Donnerstag, 6. April
    O mein Gott. Lucy Haywoods Dad, Mark, hatte einen Herzinfarkt. Er hatte Squash gespielt und ist dabei einfach zusammengebrochen. Mum und ich fahren jetzt ins Krankenhaus, um zu erfahren, wie es ihm geht. Er ist nicht tot, aber es klingt ziemlich schlimm. Wenn ich genau wüsste, dass es einen Gott gibt, würde ich ihm jetzt etwas zurufen, wie: »GOTT, HÖR AUF, ALLE LEUTE FERTIGZUMACHEN!«

    Mum erlaubte mir, die Schule zu schwänzen – sie wusste nicht, dass es schon das zweite Mal diese Woche war –, um den Tag im Krankenhaus zu verbringen. Normalerweise würde sie das nicht tun, aber – und das waren ihre Worte – in Anbetracht dessen, was uns zugestoßen war, und wie die Haywoods uns immer unterstützt hatten, sollten wir auch für sie da sein. Heute Morgen dachten die Ärzte wirklich, Mark würde es nicht schaffen, er wurde ziemlich lange operiert. Wir blieben den ganzen Tag dort und brachten Katherine und den Kindern Tee. Mum hielt Katherines Hand.
    Mum war so nett und tröstete alle. Eben wie eine Mutter. Unseren Streit von kürzlich erwähnten wir überhaupt nicht mehr. Ich brachte ihr zwei Tassen Kaffee, sie lächelte und sagte: »Danke«, und sah wieder aus wie früher. Dann ENDLICH kam der Arzt heraus und erlaubte Katherine, Lucy und den Zwillingen hineinzugehen und nach Mark zu sehen. Mum machte einen Schritt zurück und – niemand sah es, außer ich – hatte diesen Gesichtsausdruck, als ob ihr jemand ein Messer an die Kehle gehalten hätte: Sie verzog ganz leicht das Gesicht. Das Schlimmste ist, dass ich genau wusste, wie sie sich fühlte. Katherine und die Kinder gingen in Marks Zimmer. Mum und ich saßen in völliger Stille auf dem Flur. Es war furchtbar. Nach einer Weile kam Lucy heraus und berichtete, ihr Vater könne schon wieder sprechen.

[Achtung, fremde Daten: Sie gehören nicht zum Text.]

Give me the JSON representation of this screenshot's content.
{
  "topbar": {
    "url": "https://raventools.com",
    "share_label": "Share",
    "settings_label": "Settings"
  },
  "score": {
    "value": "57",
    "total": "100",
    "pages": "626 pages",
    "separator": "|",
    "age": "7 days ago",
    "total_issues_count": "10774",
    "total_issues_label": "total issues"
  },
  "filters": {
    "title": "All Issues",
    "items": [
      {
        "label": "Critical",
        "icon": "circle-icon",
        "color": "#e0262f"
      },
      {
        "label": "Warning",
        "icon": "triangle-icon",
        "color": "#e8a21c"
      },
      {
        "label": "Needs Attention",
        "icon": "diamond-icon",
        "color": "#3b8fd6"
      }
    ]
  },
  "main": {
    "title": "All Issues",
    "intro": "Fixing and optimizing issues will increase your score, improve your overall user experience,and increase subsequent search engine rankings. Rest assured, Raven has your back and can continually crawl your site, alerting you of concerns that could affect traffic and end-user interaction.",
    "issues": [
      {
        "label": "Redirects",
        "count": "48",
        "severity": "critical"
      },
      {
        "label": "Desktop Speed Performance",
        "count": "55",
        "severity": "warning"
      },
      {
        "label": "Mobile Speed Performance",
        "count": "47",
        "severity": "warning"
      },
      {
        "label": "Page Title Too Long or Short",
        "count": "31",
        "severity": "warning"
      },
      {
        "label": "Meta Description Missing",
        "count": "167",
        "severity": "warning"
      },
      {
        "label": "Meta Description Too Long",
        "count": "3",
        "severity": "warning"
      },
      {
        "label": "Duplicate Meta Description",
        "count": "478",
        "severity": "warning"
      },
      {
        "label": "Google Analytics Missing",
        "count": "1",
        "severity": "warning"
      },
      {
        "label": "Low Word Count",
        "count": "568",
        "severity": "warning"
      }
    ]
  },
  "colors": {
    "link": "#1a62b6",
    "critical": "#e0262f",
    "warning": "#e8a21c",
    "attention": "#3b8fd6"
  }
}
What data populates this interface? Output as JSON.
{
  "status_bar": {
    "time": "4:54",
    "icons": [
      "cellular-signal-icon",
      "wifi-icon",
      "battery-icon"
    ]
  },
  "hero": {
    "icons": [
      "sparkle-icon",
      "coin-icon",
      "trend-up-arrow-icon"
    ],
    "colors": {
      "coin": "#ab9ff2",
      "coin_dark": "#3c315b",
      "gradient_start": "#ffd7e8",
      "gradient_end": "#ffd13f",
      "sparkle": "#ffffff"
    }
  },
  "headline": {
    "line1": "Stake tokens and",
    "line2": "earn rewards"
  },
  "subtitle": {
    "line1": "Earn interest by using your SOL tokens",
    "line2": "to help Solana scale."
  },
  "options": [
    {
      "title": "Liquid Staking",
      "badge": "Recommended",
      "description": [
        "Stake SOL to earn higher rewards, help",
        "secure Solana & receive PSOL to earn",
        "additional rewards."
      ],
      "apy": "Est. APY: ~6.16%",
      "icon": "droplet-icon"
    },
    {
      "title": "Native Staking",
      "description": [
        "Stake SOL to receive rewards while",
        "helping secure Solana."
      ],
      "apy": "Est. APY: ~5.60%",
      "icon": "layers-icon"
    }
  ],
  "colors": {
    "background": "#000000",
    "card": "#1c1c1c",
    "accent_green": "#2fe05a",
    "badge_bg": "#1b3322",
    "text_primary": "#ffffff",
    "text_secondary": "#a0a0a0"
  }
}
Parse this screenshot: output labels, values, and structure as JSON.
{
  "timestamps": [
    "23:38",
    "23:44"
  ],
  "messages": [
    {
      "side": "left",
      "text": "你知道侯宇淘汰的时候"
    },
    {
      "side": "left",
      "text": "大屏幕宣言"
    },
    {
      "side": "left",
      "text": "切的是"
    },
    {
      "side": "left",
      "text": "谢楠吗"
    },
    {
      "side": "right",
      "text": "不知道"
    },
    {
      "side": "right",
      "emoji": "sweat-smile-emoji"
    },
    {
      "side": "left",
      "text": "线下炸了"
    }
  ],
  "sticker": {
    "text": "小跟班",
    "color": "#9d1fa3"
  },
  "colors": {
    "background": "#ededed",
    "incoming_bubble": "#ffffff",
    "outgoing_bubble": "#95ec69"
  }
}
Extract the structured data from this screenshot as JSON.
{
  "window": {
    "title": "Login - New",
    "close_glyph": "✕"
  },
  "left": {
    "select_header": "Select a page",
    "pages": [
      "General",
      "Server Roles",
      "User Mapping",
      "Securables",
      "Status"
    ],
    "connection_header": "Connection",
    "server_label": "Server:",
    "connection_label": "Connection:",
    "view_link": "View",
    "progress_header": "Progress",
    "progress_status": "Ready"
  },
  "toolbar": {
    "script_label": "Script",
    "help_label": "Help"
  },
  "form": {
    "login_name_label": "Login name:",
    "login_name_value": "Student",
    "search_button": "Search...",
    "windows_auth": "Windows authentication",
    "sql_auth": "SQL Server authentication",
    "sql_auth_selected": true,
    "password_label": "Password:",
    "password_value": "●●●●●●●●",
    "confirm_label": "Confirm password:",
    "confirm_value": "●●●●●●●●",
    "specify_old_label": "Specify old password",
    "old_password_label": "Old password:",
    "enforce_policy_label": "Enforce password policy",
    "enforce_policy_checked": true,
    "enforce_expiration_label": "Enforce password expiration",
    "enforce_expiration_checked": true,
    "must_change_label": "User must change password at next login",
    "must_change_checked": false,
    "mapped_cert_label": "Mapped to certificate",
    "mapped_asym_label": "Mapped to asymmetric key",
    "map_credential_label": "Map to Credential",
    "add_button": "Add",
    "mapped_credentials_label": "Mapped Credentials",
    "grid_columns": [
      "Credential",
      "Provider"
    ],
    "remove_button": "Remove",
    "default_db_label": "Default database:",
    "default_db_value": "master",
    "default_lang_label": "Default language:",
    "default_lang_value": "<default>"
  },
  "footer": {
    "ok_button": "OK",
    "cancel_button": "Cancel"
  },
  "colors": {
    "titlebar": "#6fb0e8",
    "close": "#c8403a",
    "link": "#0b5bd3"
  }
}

Sie war total aufgeregt und ging gleich wieder hinein. Es war ziemlich klar, dass wir nicht mehr gebraucht wurden. Ich stellte mir vor, wie sie als Familie zusammen in dem Zimmer waren, und es fühlte sich an, als seien Mum und ich die einsamsten Menschen auf der ganzen Welt.
    Wenn ihnen etwas Schlimmes passiert wäre, wenn sich Marks Zustand zum Beispiel verschlechtert hätte, dann hätten wir uns im Krankenhaus vielleicht nicht so einsam gefühlt. Aber dann wäre Mark vielleicht tot, was natürlich absolut schrecklich wäre. Mein Gott, ich weiß nicht einmal mehr, was ich da zusammenschreibe.
    Auf dem Heimweg im Auto fiel mir ein Familienurlaub ein, den wir alle zusammen gemacht hatten. Es muss vor ungefähr zehn Jahren gewesen sein, denn ich war wirklich noch ziemlich klein gewesen. Ich glaube, es war das Jahr, in dem wir nach Frankreich fuhren. Jedenfalls waren wir an einem See und es war richtig heiß. Mark und Katherine waren da, mit Lucy und den Zwillingen, die noch Babys waren. Ich weiß noch, wie Mark einen Ball in die Luft warf und ihn wieder auffing. Ich kann den Ball immer noch vor mir sehen, einen roten Ball vor dem blauen Himmel, wie er da noch einen extra Herzschlag lang hing, bevor er wieder in Marks wartende Hände fiel.
    Ich wünsche mir wirklich, dass es ihm besser geht. Ich wünsche mir, dass er aus dem Krankenhaus entlassen werden kann.

8  Sich der letzte Sommer verbirgt

Freitag, 7. April
    Schule. Grauenhaft. Als ich durch die Pforte ging, schlug mein Herz so schnell, dass es mir Angst machte.